Travels WithJohn and Janice
Arriving at Kinloch Golf Club, the Jack Nicklaus design near Taupo, New Zealand
New Zealand2 min read

Dateline January 29, 2015, Golf at the Jack Nicklaus-Designed Kinloch Golf Club

Arriving at Kinloch
Arriving at Kinloch

Thursday morning it was on to Kinloch Golf Club. We had another wonderful night with Pat and Russell at Ambleside the evening before.

How Kinloch came to be.

Kinloch was designed by Jack Nicklaus about seven years before we played it, for a wealthy New Zealander who had no knowledge of golf at all. Phil, the club's golf professional, gave us his working theory of how the project came together: the owner googled "best golfer in the world," found Jack, and asked him to build a course.

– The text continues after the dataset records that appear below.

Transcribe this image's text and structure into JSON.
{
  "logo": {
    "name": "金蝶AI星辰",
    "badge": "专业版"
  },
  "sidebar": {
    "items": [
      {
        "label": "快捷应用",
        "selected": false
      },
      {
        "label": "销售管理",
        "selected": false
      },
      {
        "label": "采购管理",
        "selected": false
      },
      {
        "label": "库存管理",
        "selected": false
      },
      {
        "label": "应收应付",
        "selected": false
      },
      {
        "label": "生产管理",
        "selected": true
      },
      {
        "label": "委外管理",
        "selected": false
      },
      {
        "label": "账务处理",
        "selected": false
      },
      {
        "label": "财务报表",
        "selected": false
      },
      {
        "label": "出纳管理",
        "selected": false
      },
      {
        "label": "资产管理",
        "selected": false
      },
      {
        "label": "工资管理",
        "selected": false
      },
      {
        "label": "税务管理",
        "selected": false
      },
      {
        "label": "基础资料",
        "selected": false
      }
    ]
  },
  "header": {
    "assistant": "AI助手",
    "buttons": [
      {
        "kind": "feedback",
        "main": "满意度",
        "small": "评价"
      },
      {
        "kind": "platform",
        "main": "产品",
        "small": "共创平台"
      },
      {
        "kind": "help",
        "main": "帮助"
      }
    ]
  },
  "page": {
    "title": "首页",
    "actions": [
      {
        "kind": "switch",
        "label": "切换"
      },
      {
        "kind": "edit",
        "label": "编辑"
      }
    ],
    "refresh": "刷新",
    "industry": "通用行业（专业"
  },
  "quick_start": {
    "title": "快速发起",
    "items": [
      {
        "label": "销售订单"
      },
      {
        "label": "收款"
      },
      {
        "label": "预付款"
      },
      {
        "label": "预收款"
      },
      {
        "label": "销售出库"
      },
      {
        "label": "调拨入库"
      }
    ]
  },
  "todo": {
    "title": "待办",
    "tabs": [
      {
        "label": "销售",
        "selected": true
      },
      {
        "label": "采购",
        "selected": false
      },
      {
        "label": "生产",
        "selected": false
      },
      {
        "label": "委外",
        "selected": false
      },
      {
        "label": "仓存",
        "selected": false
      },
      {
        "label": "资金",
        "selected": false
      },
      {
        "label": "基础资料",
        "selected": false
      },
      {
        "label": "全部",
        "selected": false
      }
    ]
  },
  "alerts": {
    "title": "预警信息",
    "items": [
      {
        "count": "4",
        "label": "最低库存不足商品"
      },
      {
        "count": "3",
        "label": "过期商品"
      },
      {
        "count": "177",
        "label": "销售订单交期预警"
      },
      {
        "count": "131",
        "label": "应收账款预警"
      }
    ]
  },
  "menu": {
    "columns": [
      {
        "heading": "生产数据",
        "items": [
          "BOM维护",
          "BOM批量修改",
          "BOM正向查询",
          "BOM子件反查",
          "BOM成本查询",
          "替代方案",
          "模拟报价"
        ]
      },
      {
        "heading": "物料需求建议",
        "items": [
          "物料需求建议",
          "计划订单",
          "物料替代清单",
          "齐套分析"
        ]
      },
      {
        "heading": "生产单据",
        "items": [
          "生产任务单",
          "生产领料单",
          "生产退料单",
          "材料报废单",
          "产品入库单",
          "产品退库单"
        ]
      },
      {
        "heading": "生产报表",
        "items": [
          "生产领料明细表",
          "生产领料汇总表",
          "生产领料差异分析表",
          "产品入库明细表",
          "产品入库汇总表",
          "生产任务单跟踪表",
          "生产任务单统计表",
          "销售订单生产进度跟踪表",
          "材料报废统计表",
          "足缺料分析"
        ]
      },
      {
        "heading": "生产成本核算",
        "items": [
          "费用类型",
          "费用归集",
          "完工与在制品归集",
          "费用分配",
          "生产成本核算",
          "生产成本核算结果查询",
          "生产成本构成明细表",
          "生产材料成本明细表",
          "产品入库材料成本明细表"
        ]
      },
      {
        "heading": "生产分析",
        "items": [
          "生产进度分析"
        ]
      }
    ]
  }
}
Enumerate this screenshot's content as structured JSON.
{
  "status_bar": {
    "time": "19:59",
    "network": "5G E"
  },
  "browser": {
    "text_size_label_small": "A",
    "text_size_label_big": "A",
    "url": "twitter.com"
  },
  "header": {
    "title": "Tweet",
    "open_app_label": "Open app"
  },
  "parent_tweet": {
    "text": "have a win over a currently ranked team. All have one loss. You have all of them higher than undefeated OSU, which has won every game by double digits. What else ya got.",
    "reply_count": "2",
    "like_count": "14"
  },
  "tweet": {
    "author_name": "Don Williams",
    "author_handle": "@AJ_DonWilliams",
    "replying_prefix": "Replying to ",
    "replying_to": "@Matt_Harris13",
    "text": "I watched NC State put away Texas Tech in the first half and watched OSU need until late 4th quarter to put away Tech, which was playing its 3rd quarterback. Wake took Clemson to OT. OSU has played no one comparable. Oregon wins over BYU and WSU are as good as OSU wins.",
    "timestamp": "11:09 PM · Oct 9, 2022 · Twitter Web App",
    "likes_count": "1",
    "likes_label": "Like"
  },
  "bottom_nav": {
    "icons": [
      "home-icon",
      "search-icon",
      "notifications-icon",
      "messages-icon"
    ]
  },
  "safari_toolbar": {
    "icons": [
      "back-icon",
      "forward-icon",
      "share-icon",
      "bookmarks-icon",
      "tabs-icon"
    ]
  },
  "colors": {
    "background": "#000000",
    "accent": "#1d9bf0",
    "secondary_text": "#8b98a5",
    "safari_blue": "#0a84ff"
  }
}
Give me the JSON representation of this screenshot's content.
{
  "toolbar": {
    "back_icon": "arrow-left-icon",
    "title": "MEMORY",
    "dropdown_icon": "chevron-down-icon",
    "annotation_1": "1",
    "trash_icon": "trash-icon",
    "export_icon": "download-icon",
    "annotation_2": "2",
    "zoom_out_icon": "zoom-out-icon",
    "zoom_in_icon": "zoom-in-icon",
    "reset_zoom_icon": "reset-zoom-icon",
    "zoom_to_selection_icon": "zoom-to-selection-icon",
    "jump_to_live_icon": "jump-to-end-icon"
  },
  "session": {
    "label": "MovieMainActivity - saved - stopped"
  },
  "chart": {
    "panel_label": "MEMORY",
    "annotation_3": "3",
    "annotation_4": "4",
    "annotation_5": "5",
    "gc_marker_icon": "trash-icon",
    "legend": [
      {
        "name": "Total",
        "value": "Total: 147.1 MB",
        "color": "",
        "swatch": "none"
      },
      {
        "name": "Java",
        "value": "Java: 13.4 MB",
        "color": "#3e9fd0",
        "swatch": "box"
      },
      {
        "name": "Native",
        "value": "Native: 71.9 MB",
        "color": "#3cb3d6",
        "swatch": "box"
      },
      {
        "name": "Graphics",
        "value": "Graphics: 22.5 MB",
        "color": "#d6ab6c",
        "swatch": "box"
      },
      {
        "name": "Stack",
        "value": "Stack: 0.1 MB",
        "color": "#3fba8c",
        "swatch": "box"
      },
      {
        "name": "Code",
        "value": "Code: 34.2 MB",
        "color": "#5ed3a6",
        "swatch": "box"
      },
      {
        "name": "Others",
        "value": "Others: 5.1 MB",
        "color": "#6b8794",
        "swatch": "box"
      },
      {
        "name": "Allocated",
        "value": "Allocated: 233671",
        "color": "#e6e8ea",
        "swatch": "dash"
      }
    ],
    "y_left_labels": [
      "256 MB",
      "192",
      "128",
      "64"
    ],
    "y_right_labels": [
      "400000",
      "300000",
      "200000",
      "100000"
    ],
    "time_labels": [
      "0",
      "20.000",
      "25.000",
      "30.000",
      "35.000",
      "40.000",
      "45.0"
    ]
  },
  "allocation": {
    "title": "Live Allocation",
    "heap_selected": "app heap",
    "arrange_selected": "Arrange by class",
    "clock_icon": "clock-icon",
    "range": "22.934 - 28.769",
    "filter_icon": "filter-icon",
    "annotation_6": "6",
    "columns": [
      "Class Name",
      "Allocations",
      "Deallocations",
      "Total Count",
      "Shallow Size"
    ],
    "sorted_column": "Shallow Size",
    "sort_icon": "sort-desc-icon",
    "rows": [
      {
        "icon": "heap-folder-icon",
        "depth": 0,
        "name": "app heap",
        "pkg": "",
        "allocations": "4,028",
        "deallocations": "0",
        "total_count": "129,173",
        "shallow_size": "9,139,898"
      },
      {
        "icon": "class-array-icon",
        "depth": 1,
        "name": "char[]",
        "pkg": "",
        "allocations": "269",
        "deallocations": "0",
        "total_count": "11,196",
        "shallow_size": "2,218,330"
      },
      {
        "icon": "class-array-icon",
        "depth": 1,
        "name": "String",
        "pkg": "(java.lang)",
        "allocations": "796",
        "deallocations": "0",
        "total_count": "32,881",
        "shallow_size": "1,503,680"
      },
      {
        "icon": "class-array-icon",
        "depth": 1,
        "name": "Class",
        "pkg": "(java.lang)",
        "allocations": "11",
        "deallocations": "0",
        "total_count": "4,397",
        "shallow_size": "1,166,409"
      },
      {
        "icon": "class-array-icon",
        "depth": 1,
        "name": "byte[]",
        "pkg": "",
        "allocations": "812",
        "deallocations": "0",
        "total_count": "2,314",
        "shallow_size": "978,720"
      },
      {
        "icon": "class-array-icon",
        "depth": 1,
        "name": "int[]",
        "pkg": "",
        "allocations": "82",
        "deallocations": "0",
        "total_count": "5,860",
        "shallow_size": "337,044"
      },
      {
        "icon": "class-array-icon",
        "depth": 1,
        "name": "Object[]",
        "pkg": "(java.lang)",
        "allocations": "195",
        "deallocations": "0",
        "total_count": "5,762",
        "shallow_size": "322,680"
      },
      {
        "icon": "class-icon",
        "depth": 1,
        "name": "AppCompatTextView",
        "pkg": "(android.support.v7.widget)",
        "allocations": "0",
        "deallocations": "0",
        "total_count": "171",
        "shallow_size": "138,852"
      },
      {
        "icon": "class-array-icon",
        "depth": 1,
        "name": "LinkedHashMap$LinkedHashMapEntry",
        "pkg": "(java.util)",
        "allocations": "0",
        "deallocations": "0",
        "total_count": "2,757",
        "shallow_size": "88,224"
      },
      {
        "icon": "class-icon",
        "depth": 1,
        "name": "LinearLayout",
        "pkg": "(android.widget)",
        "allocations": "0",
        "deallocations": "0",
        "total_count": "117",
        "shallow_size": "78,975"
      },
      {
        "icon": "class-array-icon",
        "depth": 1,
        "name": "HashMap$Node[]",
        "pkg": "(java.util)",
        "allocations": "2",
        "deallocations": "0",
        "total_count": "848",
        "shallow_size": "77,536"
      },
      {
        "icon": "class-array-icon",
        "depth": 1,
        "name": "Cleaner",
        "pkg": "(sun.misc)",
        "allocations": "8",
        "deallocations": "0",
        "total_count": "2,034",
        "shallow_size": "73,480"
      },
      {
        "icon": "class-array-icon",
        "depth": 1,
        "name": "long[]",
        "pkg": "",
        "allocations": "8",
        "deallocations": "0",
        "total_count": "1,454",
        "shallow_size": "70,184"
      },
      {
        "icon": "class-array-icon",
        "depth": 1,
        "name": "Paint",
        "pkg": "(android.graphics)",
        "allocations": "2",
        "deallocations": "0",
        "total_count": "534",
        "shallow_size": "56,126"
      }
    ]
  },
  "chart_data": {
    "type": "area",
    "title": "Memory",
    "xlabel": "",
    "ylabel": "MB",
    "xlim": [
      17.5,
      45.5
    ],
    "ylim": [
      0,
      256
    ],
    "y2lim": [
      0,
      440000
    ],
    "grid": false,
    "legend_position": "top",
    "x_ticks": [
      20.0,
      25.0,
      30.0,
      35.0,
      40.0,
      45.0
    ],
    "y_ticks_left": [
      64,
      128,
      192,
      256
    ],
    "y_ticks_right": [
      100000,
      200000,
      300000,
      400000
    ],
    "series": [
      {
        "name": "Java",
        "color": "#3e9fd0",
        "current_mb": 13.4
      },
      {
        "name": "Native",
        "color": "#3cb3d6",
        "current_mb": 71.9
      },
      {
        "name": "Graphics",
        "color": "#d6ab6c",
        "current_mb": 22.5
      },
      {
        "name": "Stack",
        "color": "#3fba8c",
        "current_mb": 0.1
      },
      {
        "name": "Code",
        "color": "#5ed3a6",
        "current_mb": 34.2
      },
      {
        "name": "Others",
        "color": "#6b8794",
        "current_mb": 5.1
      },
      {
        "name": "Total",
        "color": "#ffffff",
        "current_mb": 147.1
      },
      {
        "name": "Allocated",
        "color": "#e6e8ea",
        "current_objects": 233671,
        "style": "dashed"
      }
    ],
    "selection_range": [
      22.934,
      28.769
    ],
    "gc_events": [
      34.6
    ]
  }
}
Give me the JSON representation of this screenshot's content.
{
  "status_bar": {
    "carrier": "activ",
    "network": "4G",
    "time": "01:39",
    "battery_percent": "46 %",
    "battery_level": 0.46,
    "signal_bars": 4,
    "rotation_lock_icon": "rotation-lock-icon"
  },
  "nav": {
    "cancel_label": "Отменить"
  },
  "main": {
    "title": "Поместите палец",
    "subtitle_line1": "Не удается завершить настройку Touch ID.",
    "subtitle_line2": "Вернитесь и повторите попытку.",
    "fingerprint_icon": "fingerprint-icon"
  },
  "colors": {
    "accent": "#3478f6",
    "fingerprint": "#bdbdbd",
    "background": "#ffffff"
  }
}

Kinloch, looking out on the first hole
Kinloch, looking out on the first hole

Whatever the process actually was, the result is something. What is most beautiful about the course is that almost none of the land was transformed for it. Nicklaus used the natural contours of the property as the basis for the routing. The course is links-style, with some genuinely difficult carries, but it is one of the most beautiful layouts we had seen up to that point in the trip.

Links-style fairway
Links-style fairway

Picking a tee.

There were not many choices on which tee to play. It was 7,000 yards from the tips, 6,500 from the whites, or 5,200 from the reds. So we chose the whites.

Fairway off the whites
Fairway off the whites

It was a little too much for our games. We knew it within the first few holes. We didn't care.

The course.

The links layout is stunning to the eye, with many of the holes genuinely memorable. The routing plays up and down the surrounding hills, and the views from the high points are tremendous.

Up onto the high points
Up onto the high points

Of the four New Zealand courses we had played by this point, including Kauri Cliffs, Gulf Harbour, and Wairakei, Kinloch was by far the most interesting and the most challenging. For a low-handicap player, it would be a superb test. For us, it was a very difficult course, but one we would happily play again.

Up and down the hills
Up and down the hills
Looking back across the property
Looking back across the property

On to Hawke's Bay.

After finishing we headed out for Hawke's Bay and the Millhills Lodge, with a scheduled round at Cape Kidnappers the following day.